Code Name: The Cleaner

Code Name: The Cleaner


Cedric The Entertainer headlines (and co-produces) this spoof of memory-loss spy movies from Les Mayfield, the director of Flubber and The Man


Imagine yourself in the middle of a crime scene, with no idea of who you are or how you got there, and with a whole world of trouble closing in on you. It could be a scenario taken from any number of amnesiac thrillers - Tough Guys Don't Dance (1987), Suture (1993), The Long Kiss Goodnight (1996), Memento (2000), Mulholland Dr. (2001), The Bourne Identity (2002), Unknown (2006) - not to mention brain-twisting SF variants like Total Recall (1990), Resident Evil (2002) or Cypher (2002).

In its way, Code Name: The Cleaner evokes all these films, but its unlikely identity-challenged hero is a hulking, rotund black man played by comedian Cedric the Entertainer, and he intends to run riot through all the tropes of the who-am-I subgenre.

Jake Rodgers (Cedric) wakes up in a hotel bed with a nasty bump on his head, a dead FBI agent by his side, and a briefcase full of cash at his feet. Beautiful blonde Diane (Sheridan) takes him 'home' to a luxury mansion in the Seattle hills, but is she really, as she claims, his wife? If Jake is really just a cleaner at the video game company run by Eric Hauck (Dacascos), as waitress Gina (Liu) and janitor Ronnie (Davis) insist, why does he keep having flashbacks in which he leads a crack squad of commandos on a dangerous assault mission? Why is an agent (Rennie) doggedly pursuing him? What and where is the computer chip that everyone seems so desperate to get their hands on?

Like its hero, Code Name: The Cleaner suffers from something of an identity crisis. It is too clumsy to be the sophisticated parody of memory-loss films it might have been, too bland for its action sequences to kick any ass, too dumbed-down to make much out of the clashes of race, class and gender at the heart of its fish-out-of-water comedy - and these three elements are never made to gel convincingly. This film has a lot to learn from the likes of Beverly Hills Cop (1984).

There are flashes of inspiration: on learning that he has wealth, a mansion and a white wife, Jake wonders aloud if he might in fact be Lionel Richie; a man signaling cryptically to Jake turns out just to be propositioning him sexually; a janitor sees being menaced with a gun as an opportunity to gain credibility for his would-be career side-line as a rapper.

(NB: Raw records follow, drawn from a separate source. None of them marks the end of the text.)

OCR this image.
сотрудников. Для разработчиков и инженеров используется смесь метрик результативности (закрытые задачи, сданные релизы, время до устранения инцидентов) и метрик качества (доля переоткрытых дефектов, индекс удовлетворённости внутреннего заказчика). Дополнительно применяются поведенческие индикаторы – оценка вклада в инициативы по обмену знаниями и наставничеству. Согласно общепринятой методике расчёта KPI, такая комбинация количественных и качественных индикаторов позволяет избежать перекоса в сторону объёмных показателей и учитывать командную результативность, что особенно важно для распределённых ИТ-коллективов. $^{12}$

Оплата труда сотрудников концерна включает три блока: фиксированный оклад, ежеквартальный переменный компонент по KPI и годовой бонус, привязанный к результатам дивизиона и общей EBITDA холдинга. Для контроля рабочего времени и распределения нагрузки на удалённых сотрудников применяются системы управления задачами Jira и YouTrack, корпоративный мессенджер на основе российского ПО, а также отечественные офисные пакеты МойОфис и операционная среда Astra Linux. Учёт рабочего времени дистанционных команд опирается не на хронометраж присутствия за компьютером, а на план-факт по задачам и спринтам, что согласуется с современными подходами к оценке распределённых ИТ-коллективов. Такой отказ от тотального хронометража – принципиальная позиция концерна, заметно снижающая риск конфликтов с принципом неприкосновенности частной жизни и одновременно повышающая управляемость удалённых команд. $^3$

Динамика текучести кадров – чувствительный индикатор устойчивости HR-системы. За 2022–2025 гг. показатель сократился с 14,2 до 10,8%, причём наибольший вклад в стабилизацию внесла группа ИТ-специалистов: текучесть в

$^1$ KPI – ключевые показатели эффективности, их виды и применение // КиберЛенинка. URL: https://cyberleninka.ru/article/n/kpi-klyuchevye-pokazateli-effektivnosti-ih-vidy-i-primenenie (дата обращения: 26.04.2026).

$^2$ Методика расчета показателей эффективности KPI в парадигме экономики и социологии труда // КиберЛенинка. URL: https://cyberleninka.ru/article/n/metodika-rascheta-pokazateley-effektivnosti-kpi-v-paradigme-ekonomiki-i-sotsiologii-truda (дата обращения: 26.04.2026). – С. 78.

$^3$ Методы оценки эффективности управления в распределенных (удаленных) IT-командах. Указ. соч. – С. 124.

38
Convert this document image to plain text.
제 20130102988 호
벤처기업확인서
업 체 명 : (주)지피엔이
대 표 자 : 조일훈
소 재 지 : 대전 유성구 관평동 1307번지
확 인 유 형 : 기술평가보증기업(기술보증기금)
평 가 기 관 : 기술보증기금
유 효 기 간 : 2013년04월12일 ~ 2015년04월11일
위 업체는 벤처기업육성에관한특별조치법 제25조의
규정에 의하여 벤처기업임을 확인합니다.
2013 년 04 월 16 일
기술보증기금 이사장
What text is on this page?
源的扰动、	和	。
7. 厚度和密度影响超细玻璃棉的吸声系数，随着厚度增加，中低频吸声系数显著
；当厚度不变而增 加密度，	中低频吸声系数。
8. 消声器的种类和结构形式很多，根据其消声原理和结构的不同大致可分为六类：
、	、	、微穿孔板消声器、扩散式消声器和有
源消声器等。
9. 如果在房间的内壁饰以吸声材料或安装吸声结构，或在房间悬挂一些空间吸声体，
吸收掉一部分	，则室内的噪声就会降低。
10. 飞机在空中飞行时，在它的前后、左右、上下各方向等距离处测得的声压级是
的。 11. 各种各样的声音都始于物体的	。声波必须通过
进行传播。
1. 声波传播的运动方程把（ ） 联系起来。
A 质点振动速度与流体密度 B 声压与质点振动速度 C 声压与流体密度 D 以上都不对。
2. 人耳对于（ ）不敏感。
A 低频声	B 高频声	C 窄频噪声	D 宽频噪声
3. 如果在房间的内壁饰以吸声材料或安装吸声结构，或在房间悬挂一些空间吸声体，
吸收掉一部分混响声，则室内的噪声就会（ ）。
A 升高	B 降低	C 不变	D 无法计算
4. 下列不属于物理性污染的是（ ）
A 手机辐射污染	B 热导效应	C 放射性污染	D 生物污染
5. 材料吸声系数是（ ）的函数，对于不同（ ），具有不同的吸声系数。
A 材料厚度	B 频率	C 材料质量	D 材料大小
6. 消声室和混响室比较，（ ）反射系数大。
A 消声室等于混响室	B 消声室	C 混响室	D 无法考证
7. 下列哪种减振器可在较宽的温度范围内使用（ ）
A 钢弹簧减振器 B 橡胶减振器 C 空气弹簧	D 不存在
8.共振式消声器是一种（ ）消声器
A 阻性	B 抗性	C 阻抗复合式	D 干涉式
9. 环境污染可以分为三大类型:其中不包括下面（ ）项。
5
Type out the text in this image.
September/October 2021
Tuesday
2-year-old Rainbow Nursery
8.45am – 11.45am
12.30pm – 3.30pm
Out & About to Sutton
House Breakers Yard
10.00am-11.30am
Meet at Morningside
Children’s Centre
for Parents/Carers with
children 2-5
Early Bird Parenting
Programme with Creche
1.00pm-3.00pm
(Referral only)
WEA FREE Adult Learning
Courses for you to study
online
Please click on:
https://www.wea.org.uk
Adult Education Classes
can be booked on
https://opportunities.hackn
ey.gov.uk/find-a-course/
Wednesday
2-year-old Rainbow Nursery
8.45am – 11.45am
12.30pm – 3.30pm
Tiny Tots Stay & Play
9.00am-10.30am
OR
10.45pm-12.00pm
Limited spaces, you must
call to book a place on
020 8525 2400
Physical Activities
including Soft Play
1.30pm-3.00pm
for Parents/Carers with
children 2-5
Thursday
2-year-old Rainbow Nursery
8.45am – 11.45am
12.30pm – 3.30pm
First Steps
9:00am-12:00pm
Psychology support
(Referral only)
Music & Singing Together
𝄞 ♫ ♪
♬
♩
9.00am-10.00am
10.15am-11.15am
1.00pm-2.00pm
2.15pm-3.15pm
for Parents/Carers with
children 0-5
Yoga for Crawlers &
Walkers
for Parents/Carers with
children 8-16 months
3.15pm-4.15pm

Set adrift, however, in a sea of disposable gags, aimless clowning, shameless racial stereotyping and gratuitous homophobia, these occasional moments of hilarity seem more a consequence of accident than design. This is fish-in-a-barrel stuff, with just about everything getting hooked but the viewer.

Cedric The Entertainer may be a talented comic, but he is hampered by a leaden script and by a complete inability to match his one-note acting range to his supposedly multi-faceted character. He is propped up by a pair of actresses of whose "fine-ass" qualities the screenplay is at tedious pains to remind us - but any energy in the plotting is quickly sucked up by their flat on-screen presence. Liu in particular, who also starred in Vincenzo Natali's infinitely superior identity nightmare Cypher, ought to know better than to slum it in such predictable, unfunny trash as this.

Cast & Connections

  • Actor: Lucy Liu, Will Patton, Nicollette Sheridan, Mark Dacascos, Callum Keith Rennie, Kevin McNulty, Niecy Nash, DeRay Davis
  • Director: Les Mayfield
  • Screen Writer: George Gallo, Robert Adetuyi
  • Producer: Eric Rhone, Brett Ratner, Jay Stern
  • Photographer: David Franco
  • Composer: George S Clinton

In a nutshell

Once this amnesiac action comedy is over, you'll be wishing you could forget it.